Nutrients flowing into streams, rivers and the ocean from agriculture and wastewater stimulate an overgrowth of algae, which then decomposes. This results in hypoxia, or lack of oxygen, in the water, causing marine life either to flee or to die.
Some creatures, such as shrimp, suffer stunted growth. Algal blooms themselves can cause problems, as in Florida last summer when several beaches were closed after they became coated in foul-smelling green slime.
America's vast appetite for meat is driving much of this harmful pollution, according to Mighty, which blamed a small number of businesses for practices that are "contaminating our water and destroying our landscape" in the heart of the country.
"This problem is worsening and worsening and regulation isn't reducing the scope of this pollution," said Lucia von Reusner, campaign director at Mighty. "These companies' practices need to be far more sustainable. And a reduction in meat consumption is absolutely necessary to reduce the environmental burden."
The Mighty report analyzed supply chains of agribusiness and pollution trends and found that a "highly industrialized and centralized factory farm system" was resulting in vast tracts of native grassland in the midwest being converted into soy and corn to feed livestock. Stripped soils can wash away in the rain, bringing fertilisers into waterways.

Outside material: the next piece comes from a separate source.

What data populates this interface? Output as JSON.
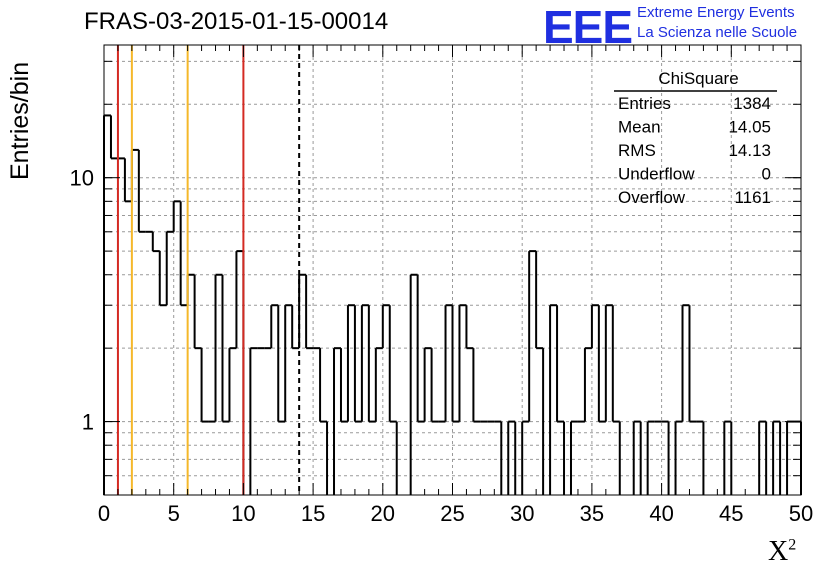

Arkansas-based Tyson Foods is identified by the report as a "dominant" influence in the pollution, due to its market strength in chicken, beef and pork. Tyson, which supplies the likes of McDonald's and Walmart, slaughters 35m chickens and 125,000 head of cattle every week, requiring five million acres of corn a year for feed, according to the report.
This consumption resulted in Tyson generating 55m tons of manure last year, according to the Environmental Protection Agency (EPA), with 104m tons of pollutants dumped into waterways over the past decade. The Mighty research found that the highest levels of nitrate contamination correlate with clusters of facilities operated by Tyson and Smithfield, another meat supplier.